The Importance of Education and Knowledge

By Chengru Long (Harvard College Undergraduate)

Let’s be honest: when Donald Trump first announced he was running for president, we all thought it was a joke. It seemed like just another one of his ploys for publicity. And when he got the Republican nomination, I laughed because this meant Hillary had secured the presidency. Even as the first polls closed, I joked about the possibility of Donald Trump winning. As the night wore on, laughter soon turned into fear and ultimately ended in tears. 

The scariest part of Trump winning the presidency was knowing that millions of Americans shared the same hateful views on the LGBTQ+ community, women, Muslims, and immigrants. My family and I immigrated to the United States over a decade ago, and it hurts to know that so many Americans are anti-my family and anti-me. 

A person close to me actually expressed his anti-immigrant views to me after the election. When I asked him why, his reasoning was completely based off untrue information. This really made me realize the importance of education and knowledge.

So many ignorant comments on immigrants derive from misconceptions, so I want to briefly debunk some common myths:

“Immigrants are stealing our jobs.” False. There is a higher demand for low-paying jobs than Americans are supplying. Americans are either unwilling to take these jobs or have skills that qualify them for higher-paying jobs.

“Immigrants bring crime.” False. There are so many studies that show that immigrants are far less likely than native born Americans to commit crimes. An increase in immigration actually correlates to a decrease in crime rates.

“Undocumented immigrants don’t pay taxes but still get government benefits.” False.

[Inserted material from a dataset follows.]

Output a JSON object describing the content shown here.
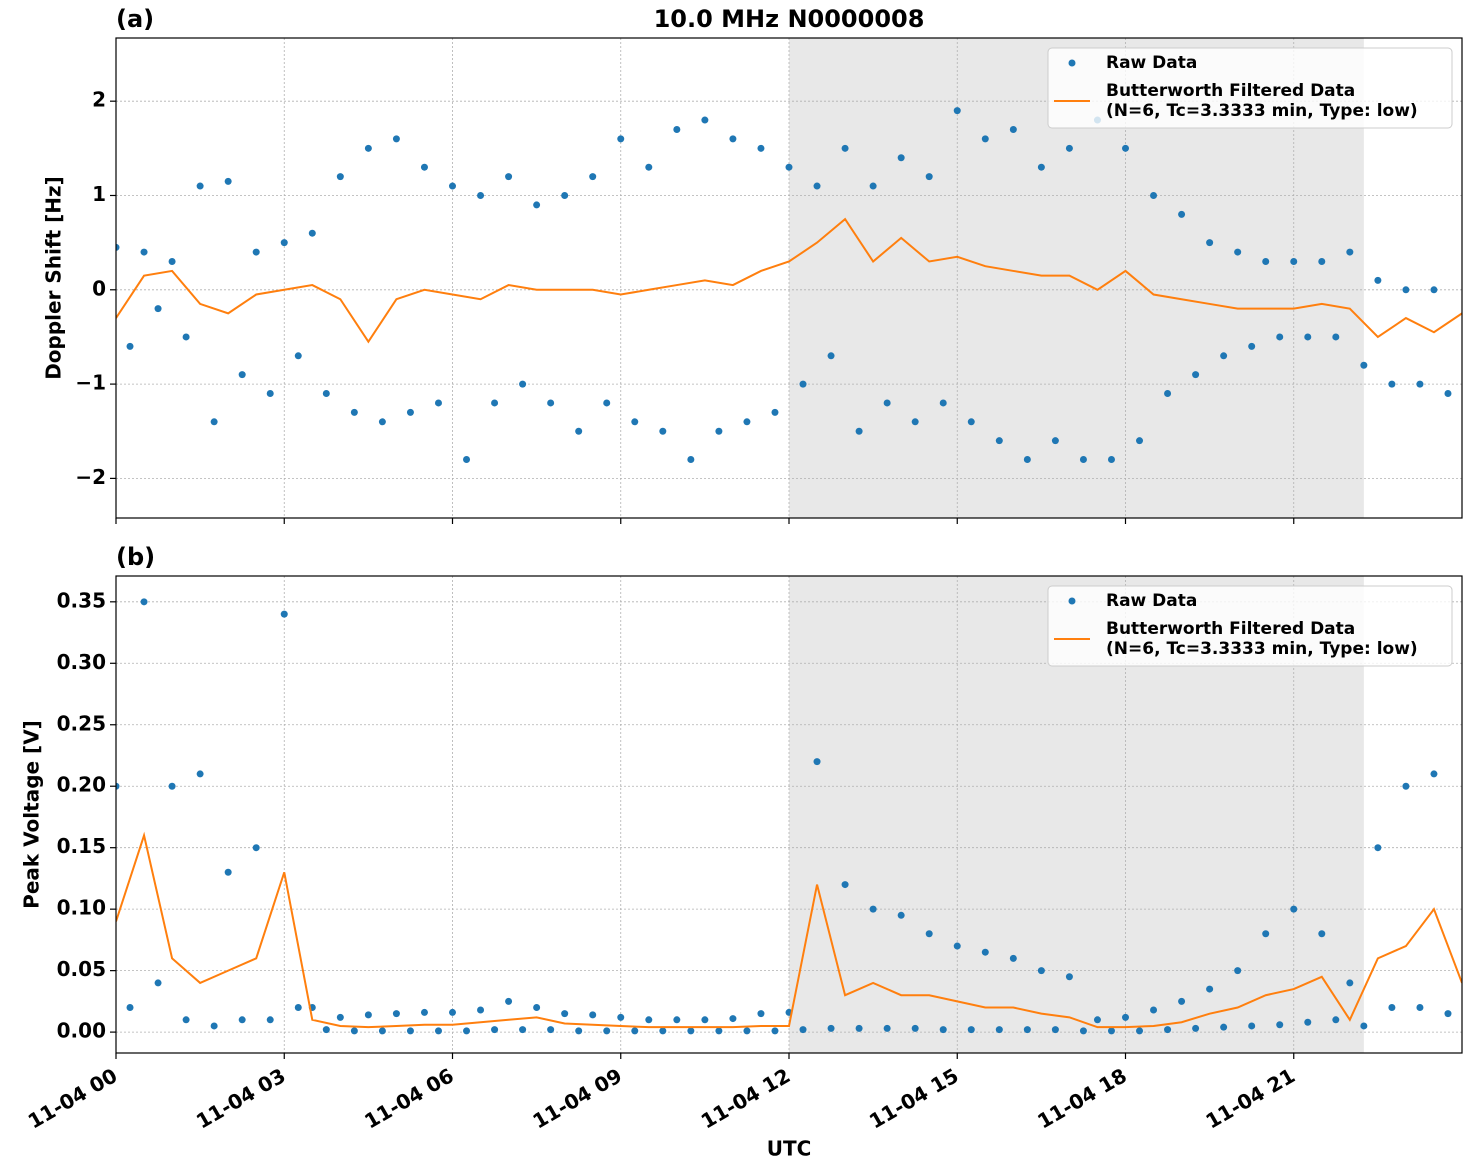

Undocumented immigrants actually pay billions in taxes every year and do not qualify for welfare.

It is scary to know how many people are willing to accept any information presented to them without researching the facts themselves and then forming their opinions around false information. However, we shouldn’t be distancing ourselves from these people with hateful views. Instead, it should be our goal to educate these people and to ultimately work together towards reform. 

I believe in the good in people and I am optimistic about change; however, in this moment, I am still in a daze. A Trump presidency started out as a joke to me, so I am working towards processing the results. However, deep down, I’m still waiting for the punchline.